The first dream was from Friday morning. (I don't go to bed until after midnight.) I was back in college, and had just taken a particularly brutal final in some unspecified Physics/Electronics Engineering class. (I have "back in school" dreams a lot, but these are usually the common "I started this class, forgot to go all semester, and now have to take the final/can't find the room for the final" trope.) In this dream we had already taken the final - we being me and two of my best friends from college, friends I have stayed close to for the decades since we graduated, friends I have grown closer to because of different tragedies in our lives (death, divorce, and life-threatening cancer "with a very good five-year survival rate.") We all knew we had bombed to the final exam, and we went to check the bulletin board where our grades were posted (a physical bulletin board, as was the standard in the 1980s) and confirmed it - none of us had gotten a grade higher than 45%. We commiserated in our failure, and sometime later checked to see our grades for the semester, and saw that thanks to grading on a curve our final grades had hardly been affected, and were all pretty good - 89, 92, and 94, enough for B+ and A- for the semester.

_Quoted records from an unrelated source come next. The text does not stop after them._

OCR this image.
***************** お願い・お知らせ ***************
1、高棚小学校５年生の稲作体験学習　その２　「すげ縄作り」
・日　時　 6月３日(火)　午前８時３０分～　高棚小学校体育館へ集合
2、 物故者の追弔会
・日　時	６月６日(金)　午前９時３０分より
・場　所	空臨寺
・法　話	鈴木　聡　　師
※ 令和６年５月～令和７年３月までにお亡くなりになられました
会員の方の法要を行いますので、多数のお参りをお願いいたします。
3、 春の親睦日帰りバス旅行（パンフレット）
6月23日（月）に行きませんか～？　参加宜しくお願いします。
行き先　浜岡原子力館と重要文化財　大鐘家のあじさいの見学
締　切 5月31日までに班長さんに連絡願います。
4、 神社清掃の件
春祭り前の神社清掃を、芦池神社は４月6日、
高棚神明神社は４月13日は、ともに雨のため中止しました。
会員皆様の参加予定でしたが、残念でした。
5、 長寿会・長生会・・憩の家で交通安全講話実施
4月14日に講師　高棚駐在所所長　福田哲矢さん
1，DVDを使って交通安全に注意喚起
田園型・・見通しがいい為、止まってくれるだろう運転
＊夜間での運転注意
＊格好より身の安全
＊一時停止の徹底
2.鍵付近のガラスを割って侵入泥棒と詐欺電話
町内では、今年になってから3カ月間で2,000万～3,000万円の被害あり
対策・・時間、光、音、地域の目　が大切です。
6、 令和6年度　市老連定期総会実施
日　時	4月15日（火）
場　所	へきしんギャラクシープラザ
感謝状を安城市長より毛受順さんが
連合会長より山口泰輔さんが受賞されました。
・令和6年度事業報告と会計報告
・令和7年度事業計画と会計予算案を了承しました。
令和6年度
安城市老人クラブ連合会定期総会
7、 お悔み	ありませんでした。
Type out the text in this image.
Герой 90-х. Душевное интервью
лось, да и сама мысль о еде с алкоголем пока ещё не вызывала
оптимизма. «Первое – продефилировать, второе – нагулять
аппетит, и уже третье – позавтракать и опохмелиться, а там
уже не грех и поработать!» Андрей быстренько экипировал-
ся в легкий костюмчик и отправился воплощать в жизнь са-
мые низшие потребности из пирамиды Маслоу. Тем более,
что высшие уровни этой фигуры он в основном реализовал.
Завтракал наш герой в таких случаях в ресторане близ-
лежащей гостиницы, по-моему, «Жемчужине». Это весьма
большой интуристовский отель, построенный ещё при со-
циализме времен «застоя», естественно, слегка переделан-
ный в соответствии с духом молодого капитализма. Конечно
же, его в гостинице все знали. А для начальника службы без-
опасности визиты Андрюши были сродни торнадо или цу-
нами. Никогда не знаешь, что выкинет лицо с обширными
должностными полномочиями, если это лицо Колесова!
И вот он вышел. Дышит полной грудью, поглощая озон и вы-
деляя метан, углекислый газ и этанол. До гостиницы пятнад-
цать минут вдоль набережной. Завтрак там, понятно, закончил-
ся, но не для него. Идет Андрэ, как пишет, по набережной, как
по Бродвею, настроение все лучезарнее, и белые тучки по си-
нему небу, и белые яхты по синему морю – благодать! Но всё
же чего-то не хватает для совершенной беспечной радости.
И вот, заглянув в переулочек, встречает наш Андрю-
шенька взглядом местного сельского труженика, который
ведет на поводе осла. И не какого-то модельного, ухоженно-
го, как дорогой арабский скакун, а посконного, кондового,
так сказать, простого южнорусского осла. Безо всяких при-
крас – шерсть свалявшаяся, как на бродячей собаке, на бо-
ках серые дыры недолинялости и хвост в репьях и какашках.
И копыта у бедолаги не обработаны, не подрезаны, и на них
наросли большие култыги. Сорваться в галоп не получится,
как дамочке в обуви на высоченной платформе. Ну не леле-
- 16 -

This morning's dream was quite different. I was at my house across town, and discovered two benign creatures sheltering there - a small skunk and a small red lizard that looked like a little tiny dragon about four inches long with huge eyes and purple wings. The skunk had the friendly, pleading face that skunks have, while the miniature dragon had a more fearsome appearance, but mainly wanted to cling to the skunk or climb on me. I gave the skunk a bath in my kitchen sink, and only as I dried it off did I consider the possibility of being sprayed. I carried the skunk and the miniature dragon across town to my mother's house. The miniature dragon appeared to undergo some distress, climbed up on a small (about sixteen inches tall) painted figure of a man, and seemed to die. A visiting friend noted that the dragon on the figure closely resembled a dragon-wearing character from a TV show about an imaginary Victorian London where magic and magical creatures abound, and then demonstrated that the dragon was not dead but resting and possibly in a state of estivation. Meanwhile, the skunk had found a square hole cut into a wall, crawled into it, and refused to come out.

No idea what, if anything, either of these dreams signify. The more recent dream followed a very successful poetry reading event last night as part of the "Word to Word" series, where I was one of three poets who read our poems "in conversation with each other": we had each presented the other two with four poems, and then agreed upon a sequence of readings that reflected their relationship to each other. Our poems had very little connection to each other, but many of them indicated a time of day setting. I toyed with an order that started with poems about the creation of the universe and a late night/early morning stargazing session at the start of the COVID-19 pandemic, and ended with two close of day poems that were also meditations on death and dying. The order of the poems, and the poems themselves, went over very well, and the night left me feeling very buoyed, despite the absence of several people I wished could have been there. I am realizing now that creatures resembling miniature dragons, known as "pseudodragons," are beasts appearing in Dungeons and Dragons who often serve as wizards' familiars, enhancing the wizards' magical skills through their presence. Perhaps this was some hidden memory of pseudodragons, telling me that I am ready to enter the wizard/sage role that I have been building towards all my life?